In the first chapter, she describes the Milwaukee discovered by German immigrants in the 1830s:
"In Mettenheim [birthplace of Phillip Best], the land's potential might have remained cocooned in a web of restraints, dominated by lords and princes and worked by peasants burdened by illiteracy, heavy taxes, and impossible rents. Not so in the United States."
*blink* Sounds like they were escaping the United States of today, if you substitute "environmentalist wackos and nanny-staters" for "lords and princes" and "endless government regulation" for "illiteracy"...
And she quotes a letter to family back home, written by one Nicholas Frest in 1841:
"One cannot describe how good it is in America. In America one knows nothing about taxes. Here one does not need to worry about beggars as we do in Germany. Here a man works for himself. Here the one is equal to the other."
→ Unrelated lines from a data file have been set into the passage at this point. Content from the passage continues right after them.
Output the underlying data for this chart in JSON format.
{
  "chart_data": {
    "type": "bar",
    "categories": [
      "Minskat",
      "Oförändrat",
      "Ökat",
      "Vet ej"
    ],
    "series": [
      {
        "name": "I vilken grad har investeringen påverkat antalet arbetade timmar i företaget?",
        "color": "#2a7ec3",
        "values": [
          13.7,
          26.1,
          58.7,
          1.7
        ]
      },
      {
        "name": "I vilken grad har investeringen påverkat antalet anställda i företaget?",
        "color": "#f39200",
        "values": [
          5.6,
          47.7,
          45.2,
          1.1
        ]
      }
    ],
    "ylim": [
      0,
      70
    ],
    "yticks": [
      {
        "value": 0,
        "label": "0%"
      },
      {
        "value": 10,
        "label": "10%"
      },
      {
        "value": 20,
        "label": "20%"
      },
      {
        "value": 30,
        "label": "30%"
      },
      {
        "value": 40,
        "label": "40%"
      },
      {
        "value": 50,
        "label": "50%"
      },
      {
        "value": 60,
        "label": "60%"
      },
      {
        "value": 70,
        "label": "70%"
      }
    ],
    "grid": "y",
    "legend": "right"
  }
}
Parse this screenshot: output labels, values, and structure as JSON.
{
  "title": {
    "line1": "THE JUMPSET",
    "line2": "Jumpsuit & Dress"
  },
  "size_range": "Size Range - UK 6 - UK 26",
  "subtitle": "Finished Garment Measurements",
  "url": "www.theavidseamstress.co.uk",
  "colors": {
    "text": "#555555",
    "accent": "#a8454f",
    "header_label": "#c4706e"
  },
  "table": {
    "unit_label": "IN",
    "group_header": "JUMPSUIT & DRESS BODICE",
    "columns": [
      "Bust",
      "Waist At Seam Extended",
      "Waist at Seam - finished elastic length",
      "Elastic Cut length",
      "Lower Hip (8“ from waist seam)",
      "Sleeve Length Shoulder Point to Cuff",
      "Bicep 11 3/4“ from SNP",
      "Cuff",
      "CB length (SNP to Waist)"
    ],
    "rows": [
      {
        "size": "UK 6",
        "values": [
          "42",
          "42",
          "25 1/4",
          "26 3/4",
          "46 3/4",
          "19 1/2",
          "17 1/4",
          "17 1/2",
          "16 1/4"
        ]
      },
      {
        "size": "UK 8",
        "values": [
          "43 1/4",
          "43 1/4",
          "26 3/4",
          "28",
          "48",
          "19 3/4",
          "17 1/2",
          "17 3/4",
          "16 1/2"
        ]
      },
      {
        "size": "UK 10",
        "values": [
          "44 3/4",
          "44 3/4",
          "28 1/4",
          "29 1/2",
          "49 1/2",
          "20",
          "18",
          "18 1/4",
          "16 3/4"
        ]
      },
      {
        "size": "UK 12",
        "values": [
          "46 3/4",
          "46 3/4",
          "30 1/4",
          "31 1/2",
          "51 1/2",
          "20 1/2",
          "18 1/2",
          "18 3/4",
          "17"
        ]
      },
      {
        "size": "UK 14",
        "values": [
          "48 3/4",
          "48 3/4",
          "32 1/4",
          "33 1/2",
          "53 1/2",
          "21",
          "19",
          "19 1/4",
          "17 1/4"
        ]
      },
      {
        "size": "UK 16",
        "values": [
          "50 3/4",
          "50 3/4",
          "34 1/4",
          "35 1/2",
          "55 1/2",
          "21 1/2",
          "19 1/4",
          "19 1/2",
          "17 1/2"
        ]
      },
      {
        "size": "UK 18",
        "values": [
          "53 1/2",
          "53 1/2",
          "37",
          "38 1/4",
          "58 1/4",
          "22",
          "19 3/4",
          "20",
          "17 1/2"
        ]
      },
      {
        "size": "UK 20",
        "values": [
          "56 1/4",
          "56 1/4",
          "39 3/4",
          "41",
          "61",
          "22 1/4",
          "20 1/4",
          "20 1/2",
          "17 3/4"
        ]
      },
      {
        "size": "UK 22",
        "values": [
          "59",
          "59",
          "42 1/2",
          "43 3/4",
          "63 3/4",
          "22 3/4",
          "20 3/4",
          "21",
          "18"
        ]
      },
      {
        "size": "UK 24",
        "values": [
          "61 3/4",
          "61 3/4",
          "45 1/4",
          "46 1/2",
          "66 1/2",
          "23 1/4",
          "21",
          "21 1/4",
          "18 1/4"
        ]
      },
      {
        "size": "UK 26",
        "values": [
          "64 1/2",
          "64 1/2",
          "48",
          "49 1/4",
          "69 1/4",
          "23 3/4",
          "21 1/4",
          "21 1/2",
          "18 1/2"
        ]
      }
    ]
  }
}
Unbelievable that he was writing about Chicago! They'll charge you 10% sales tax on a brew, on top of the alcohol, property, and income taxes the pub has already paid and included in the price, and I won't even start on the modern equivalent of "beggars."
Then there were the 1855 anti-German Beer Riots, laws passed throughout the 19th century specifically to keep Germans from drinking beer (while English-Americans were free to swill spirits), and the beatings, rapes, and lynchings of Germans during the early 20th century, and not just during WWI. See how my people have been treated! Make that reparations check out to "Heather." [This paragraph may be satire. Or not, I haven't decided yet.]